Mustafa Yavuz Özlenen Rehber Dergisi 64. Sayı
HAVZ-I KEVSER

عَنْ عَبْدِ اللّٰهِ بْنِ عَمْرٍو؛ قَالَ النَّبِىُّ صَلَّى اللّٰهُ عَلَيْهِ وَسَلَّمَ: حَوْضِى مَسِيرَةُ شَهْرٍ، مَاؤُهُ أَبْيَضُ مِنَ اللَّبَنِ، وَرِيحُهُ أَطْيَبُ مِنَ الْمِسْكِ، وَكِيزَانُهُ كَنُجُومِ السَّمَاءِ، مَنْ شَرِبَ مِنْهَا فَلَا يَظْمَأُ أَبَدًا.

İmam Buhari, Sahih’inde Abdullah ibn Amr (r.a.)’dan rivayet ettiği bir hadiste Allah Rasûlü (s.a.v.) şöyle buyurur: “Havz-ı Kevser’im bir aylık mesafe genişliğindedir. Suyu sütten daha beyaz, kokusu miskten daha güzel, kâseleri gökteki yıldızlar kadardır. Ondan bir defa içen sonsuza kadar susuzluk hissetmez.” (Buhari, Rikak, 53; Müslim, Fezail, 27)

Hadis-i Şerif’te Rasûlullah (s.a.v.)’e verilen ahiret nimetlerinden biri olan Havz-ı Kevser’in özelliklerinden bahsedilmektedir. Hadisimizin şerhine geçmeden evvel bu hadisi rivayet eden sahabi efendimiz Abdullah ibn Amr (r.a.)’ı tanıyalım...

Abdullah bin Amr bin As (r.a.)

Ashab-ı Kirâm’ın büyüklerinden Amr bin As’ın oğludur. Annesi Rayla binti Münebbih’tir. Miladi 616 yılında hicretten yedi sene kadar önce Mekke’de doğdu. Babasından önce iman etti. Müslüman olmadan önce ismi As idi. Efendimiz (s.a.v.), Abdullah olarak değiştirdi. Birçok seriyyede süvari olarak bulundu.

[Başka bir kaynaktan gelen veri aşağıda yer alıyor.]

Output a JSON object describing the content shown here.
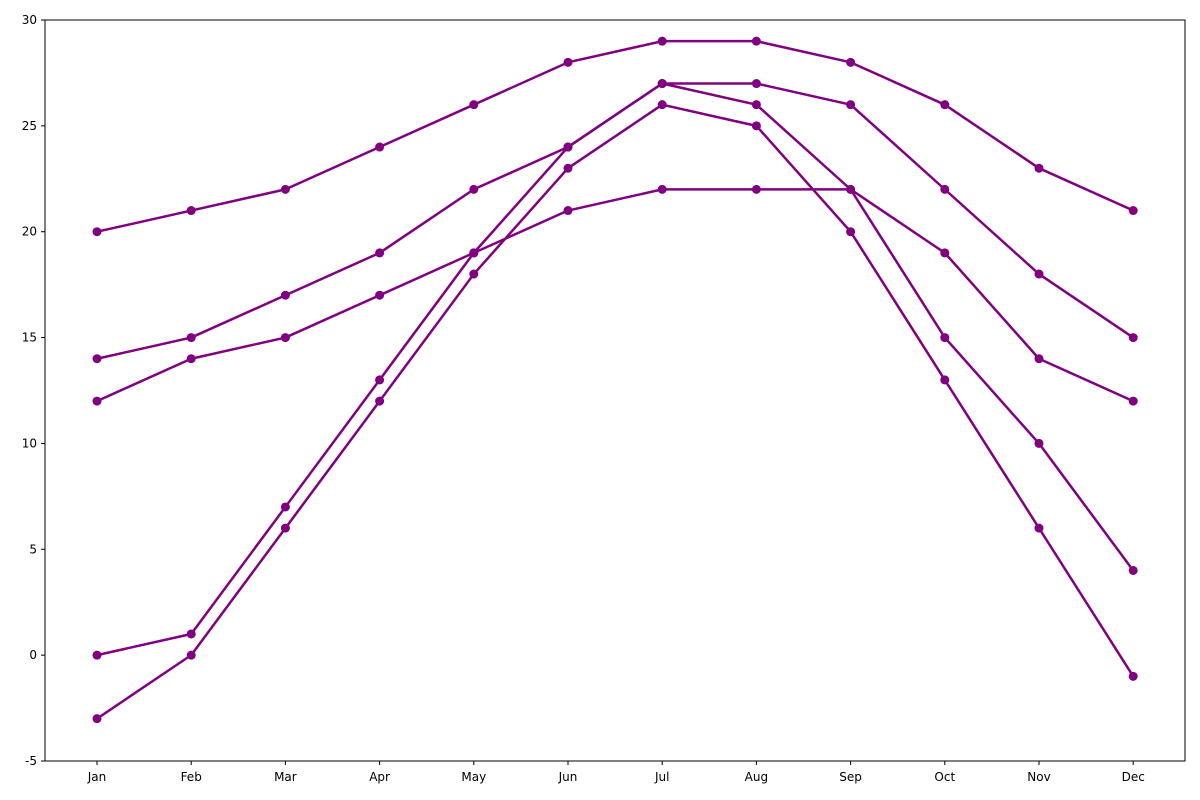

Peygamber Efendimizin yanında devamlı bulunup, bizzat ondan dinleyerek pek çok ilim öğrenmiştir. Efendimiz (s.a.v.)’den işittiği her şeyi yazmak için izin istemiş ve aldığı müsaade üzerine birçok hadis-i şerif yazmıştır. Rasûlullah (s.a.v.)’den bizzat işiterek rivayet ettiği bu hadisleri, Sahife-i Sadıka adı verilen bir kitapta toplamıştır. Yedi yüz civarında hadis-i şerif rivayet etmiştir. Günümüze kadar müstakil olarak gelmeyen Sahife’nin büyük bir bölümü Ahmed bin Hanbel’in Müsned’inde yer almıştır. Ayrıca Abdullah bin Amr (r.a.) Mısır’da ilk hadis külliyesini kurarak hadis ilmine olan hizmetini tesis etmiştir.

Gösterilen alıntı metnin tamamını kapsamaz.